The sails bellied emptily overhead, and Captain Warfield grunted his disgust. Intolerable as the heat had been, in the absence of wind it was almost overpowering. The sweat oozed out on all their faces, and now one, and again another, drew deep breaths, involuntarily questing for more air.

"Here she comes again—an eight point haul! Boom-tackles across! jump!"

The Kanakas sprang to the captain's orders, and for five minutes the schooner laid directly into the passage and even gained on the current. Again the breeze fell flat, then puffed from the old quarter, compelling a shift back of sheets and tackles.

"Here comes the Nuhiva," Grief said. "She's got her engine on. Look at her skim."

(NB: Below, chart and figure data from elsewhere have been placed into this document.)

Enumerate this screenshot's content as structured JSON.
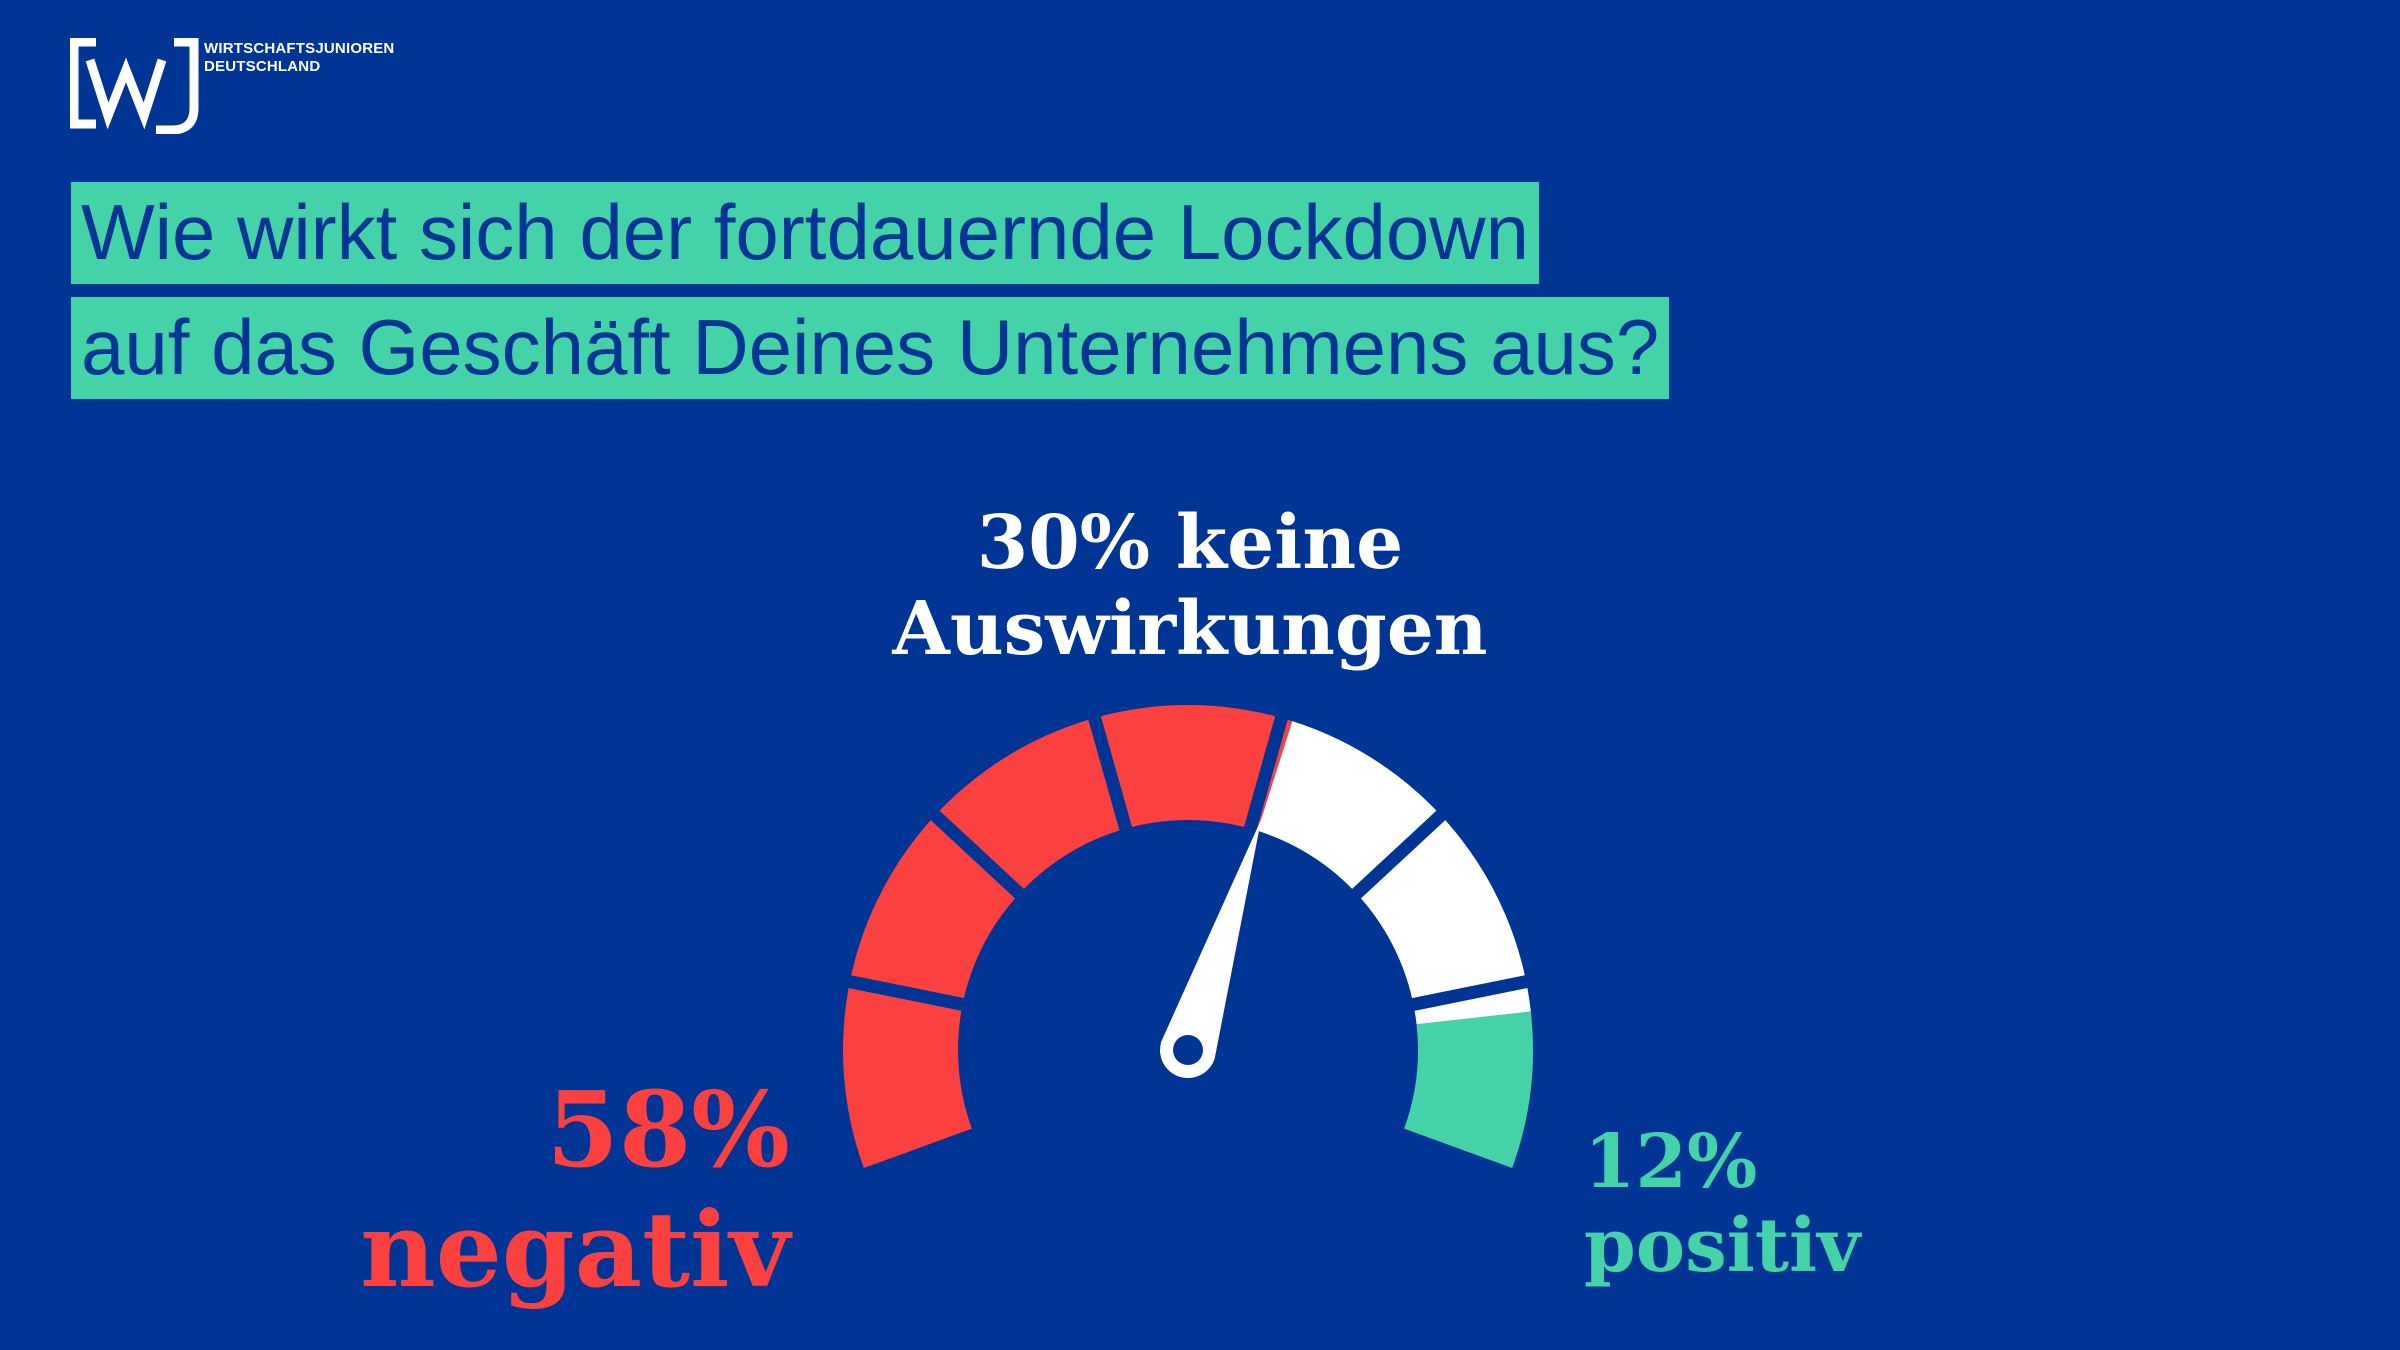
{
  "brand": {
    "logo_text_line1": "WIRTSCHAFTSJUNIOREN",
    "logo_text_line2": "DEUTSCHLAND",
    "logo_mark": "[wj]"
  },
  "question": {
    "line1": "Wie wirkt sich der fortdauernde Lockdown",
    "line2": "auf das Geschäft Deines Unternehmens aus?"
  },
  "colors": {
    "background": "#003595",
    "negative": "#fb4040",
    "neutral": "#ffffff",
    "positive": "#44d3a8"
  },
  "chart_data": {
    "type": "gauge",
    "needle_value": 58,
    "categories": [
      "negativ",
      "keine Auswirkungen",
      "positiv"
    ],
    "values": [
      58,
      30,
      12
    ],
    "labels": {
      "neutral_pct": "30% keine",
      "neutral_text": "Auswirkungen",
      "negative_pct": "58%",
      "negative_text": "negativ",
      "positive_pct": "12%",
      "positive_text": "positiv"
    }
  }
}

"All ready?" the captain asked the engineer, a Portuguese half-caste, whose head and shoulders protruded from the small hatch just for'ard of the cabin, and who wiped the sweat from his face with a bunch of greasy waste.

"Sure," he replied.

"Then let her go."

The engineer disappeared into his den, and a moment later the exhaust muffler coughed and spluttered overside. But the schooner could not hold her lead. The little cutter made three feet to her two and was quickly alongside and forging ahead. Only natives were on her deck, and the man steering waved his hand in derisive greeting and farewell.

"That's Narii Herring," Grief told Mulhall. "The big fellow at the wheel—the nerviest and most conscienceless scoundrel in the Paumotus."

Five minutes later a cry of joy from their own Kanakas centred all eyes on the Nuhiva. Her engine had broken down and they were overtaking her. The Malahini's sailors sprang into the rigging and jeered as they went by; the little cutter heeled over by the wind with a bone in her teeth, going backward on the tide.

"Some engine that of ours," Grief approved, as the lagoon opened before them and the course was changed across it to the anchorage.

Captain Warfield was visibly cheered, though he merely grunted, "It'll pay for itself, never fear."

The Malahini ran well into the centre of the little fleet ere she found swinging room to anchor.

"There's Isaacs on the Dolly," Grief observed, with a hand wave of greeting. "And Peter Gee's on the Roberta. Couldn't keep him away from a pearl sale like this. And there's Francini on the Cactus. They're all here, all the buyers. Old Parlay will surely get a price."

"They haven't repaired the engine yet," Captain Warfield grumbled gleefully.

He was looking across the lagoon to where the Nuhiva's sails showed through the sparse cocoanuts.